Choosing the Best Way to Deal with an Ill-Mannered Boor

Francine wrote the outsider rage article in 2009 after an incident where she behaved unprofessionally­—­unprofessionally according to her but certainly not in my book. A colleague working at Chicago Lakeshore Hospital called her in to consult on the case of a twenty-two-year-old Guate­malan woman diagnosed with mutism. The patient had not spoken for nine months and exhibited symptoms of depression and anxiety. She had episodes of hiccups that lasted for hours. Francine read the patient file and noted that the young woman had been brought to the hospital by her sister and not by her husband, an older white male. The patient, though remaining mute, was responsive with Francine, going so far as to smile once.

Her colleague asked Francine to join him in explaining the situation to the husband. She did not like the man, was predisposed not to from looking at the file, but then he exacerbated matters by ignoring her and speaking only to her colleague, who also happened to be a white male. She would speak, and the husband wouldn’t even look her way. He interrupted her a number of times, until she’d had enough.

She told me she wanted nothing more than to slap him and she almost did. It wasn’t just that she’d been wondering whether he was abusive to his wife. It wasn’t just that she’d deduced that the marriage was unequal, a colonialist betrothal. He had married his wife while on “vacation” in Guatemala. It was the fact that this man dared to treat Francine as unworthy of his attention, to treat her as a subaltern, an outsider. She seethed, something almost as rare as a unicorn sighting, as you know. If the man only looked at her, she was sure she would knock him over with her venomous eyes. She was about to slap him, truly, wound up her arm to do it, but her hand stopped at his cheek. She held his face between thumb and palm, sternly telling him he was an ill-mannered boor.
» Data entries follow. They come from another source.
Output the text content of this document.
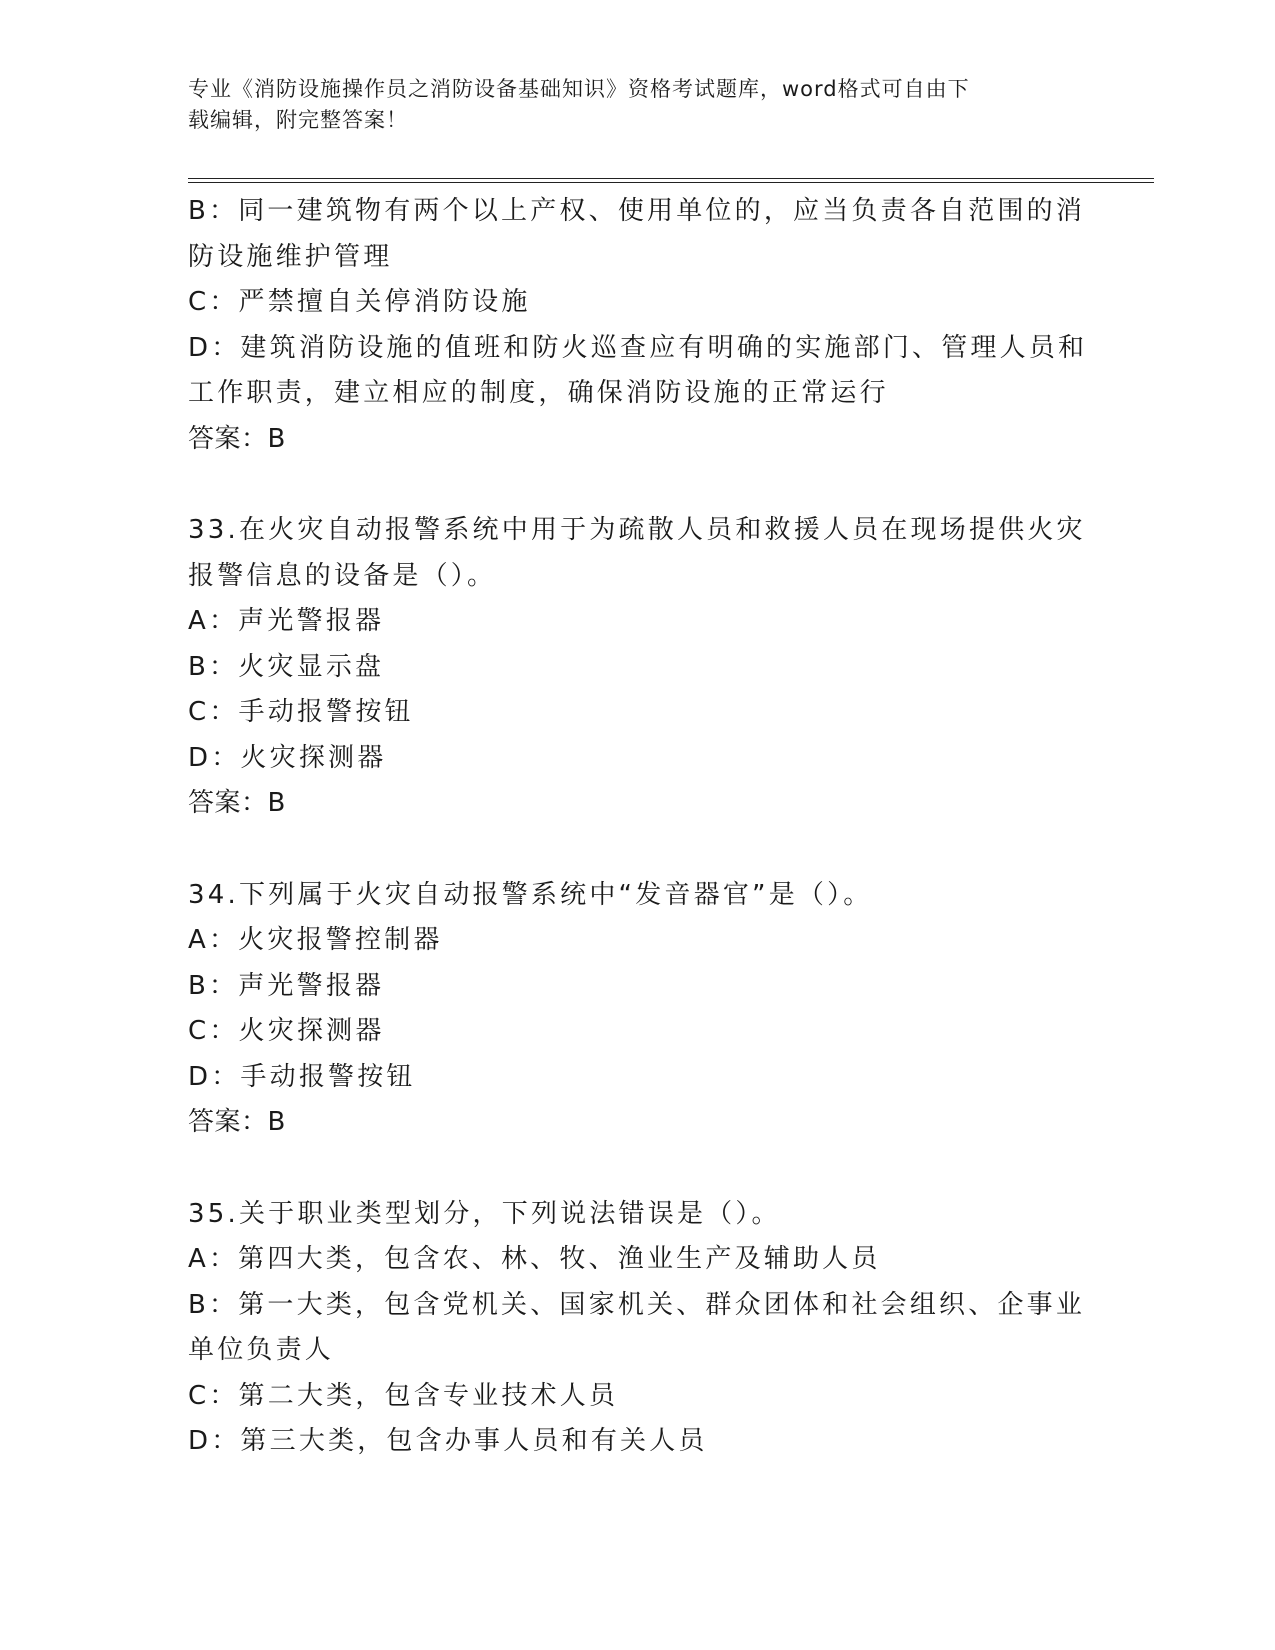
专业《消防设施操作员之消防设备基础知识》资格考试题库，word格式可自由下
载编辑，附完整答案！
B：同一建筑物有两个以上产权、使用单位的，应当负责各自范围的消
防设施维护管理
C：严禁擅自关停消防设施
D：建筑消防设施的值班和防火巡查应有明确的实施部门、管理人员和
工作职责，建立相应的制度，确保消防设施的正常运行
答案：B
33.在火灾自动报警系统中用于为疏散人员和救援人员在现场提供火灾
报警信息的设备是（）。
A：声光警报器
B：火灾显示盘
C：手动报警按钮
D：火灾探测器
答案：B
34.下列属于火灾自动报警系统中“发音器官”是（）。
A：火灾报警控制器
B：声光警报器
C：火灾探测器
D：手动报警按钮
答案：B
35.关于职业类型划分，下列说法错误是（）。
A：第四大类，包含农、林、牧、渔业生产及辅助人员
B：第一大类，包含党机关、国家机关、群众团体和社会组织、企事业
单位负责人
C：第二大类，包含专业技术人员
D：第三大类，包含办事人员和有关人员
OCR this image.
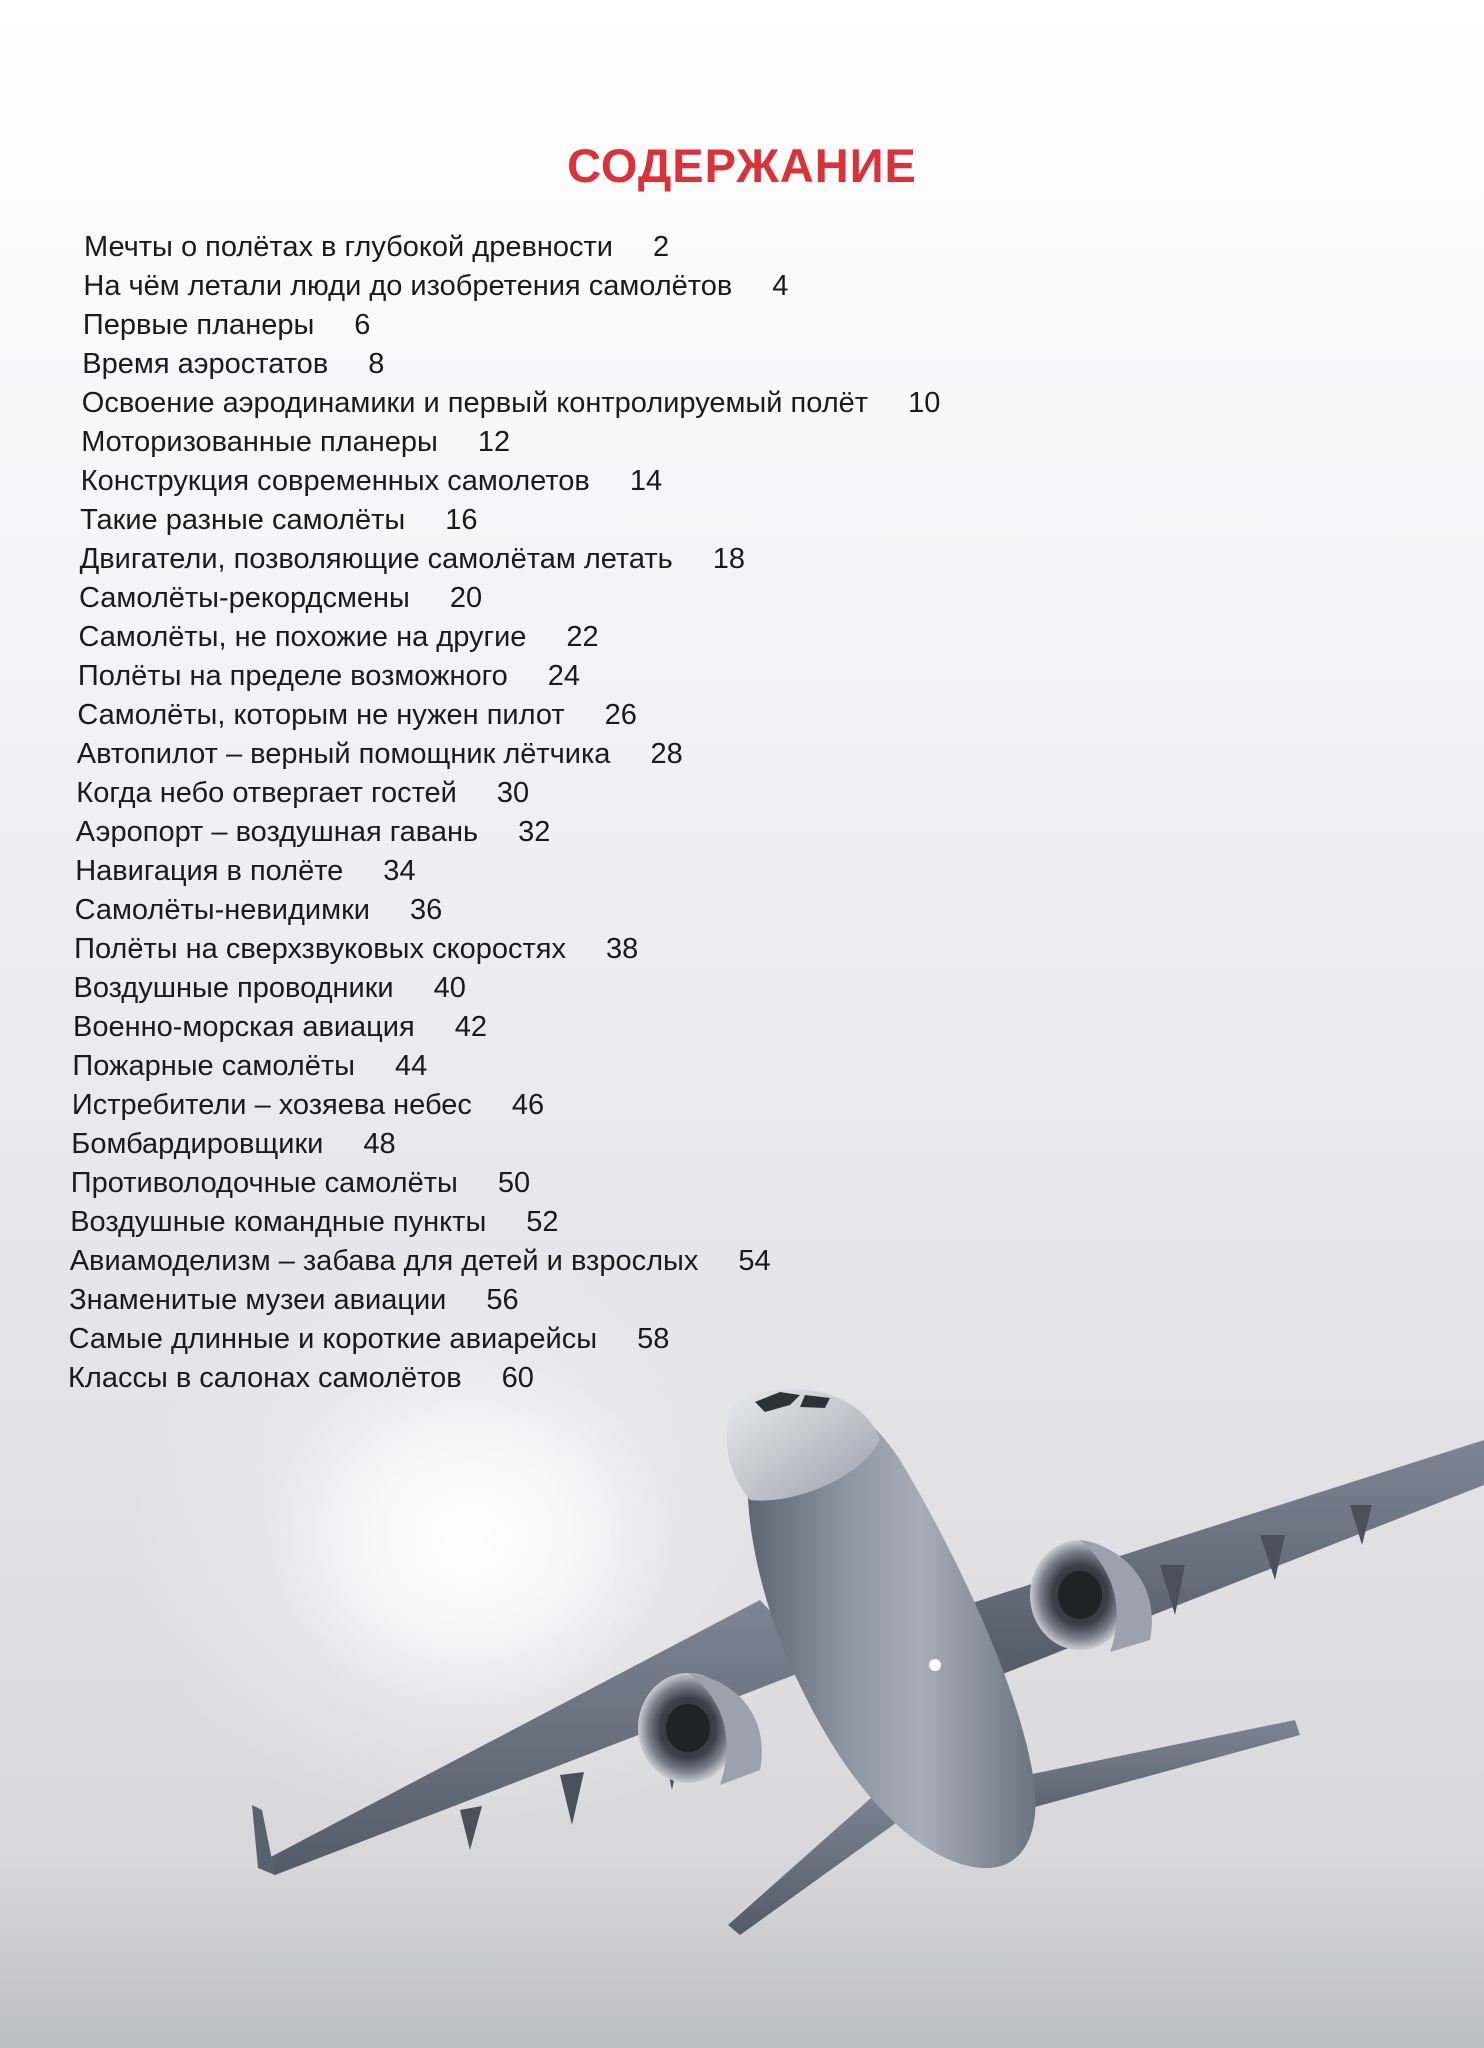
СОДЕРЖАНИЕ
Мечты о полётах в глубокой древности 2
На чём летали люди до изобретения самолётов 4
Первые планеры 6
Время аэростатов 8
Освоение аэродинамики и первый контролируемый полёт 10
Моторизованные планеры 12
Конструкция современных самолетов 14
Такие разные самолёты 16
Двигатели, позволяющие самолётам летать 18
Самолёты-рекордсмены 20
Самолёты, не похожие на другие 22
Полёты на пределе возможного 24
Самолёты, которым не нужен пилот 26
Автопилот – верный помощник лётчика 28
Когда небо отвергает гостей 30
Аэропорт – воздушная гавань 32
Навигация в полёте 34
Самолёты-невидимки 36
Полёты на сверхзвуковых скоростях 38
Воздушные проводники 40
Военно-морская авиация 42
Пожарные самолёты 44
Истребители – хозяева небес 46
Бомбардировщики 48
Противолодочные самолёты 50
Воздушные командные пункты 52
Авиамоделизм – забава для детей и взрослых 54
Знаменитые музеи авиации 56
Самые длинные и короткие авиарейсы 58
Классы в салонах самолётов 60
Now, that would have been a fireable offense had she been working for Lakeshore. Under normal circumstances she might have lost her medical license. But the man was terrified. He didn’t file a complaint. One of the nurses joked that he turned mute—mute with stupefaction. Her colleague was stumped, unable to fathom why she’d lost her temper. He told her that of course the man was offensive, but he’d seen her brave much worse without batting an eyelash. Her impassivity was legendary.

The three nurses who witnessed the exchange, two black women and a Puerto Rican gay man, were not flummoxed by her behavior. They were standing behind the boor, and all three gave Francine the thumbs-up.

She was furious with herself for reacting. She began to write the article as soon as she got home.

I told her one of my favorite bad surgeon jokes: no one would dare insult me because they knew I’d cut them up.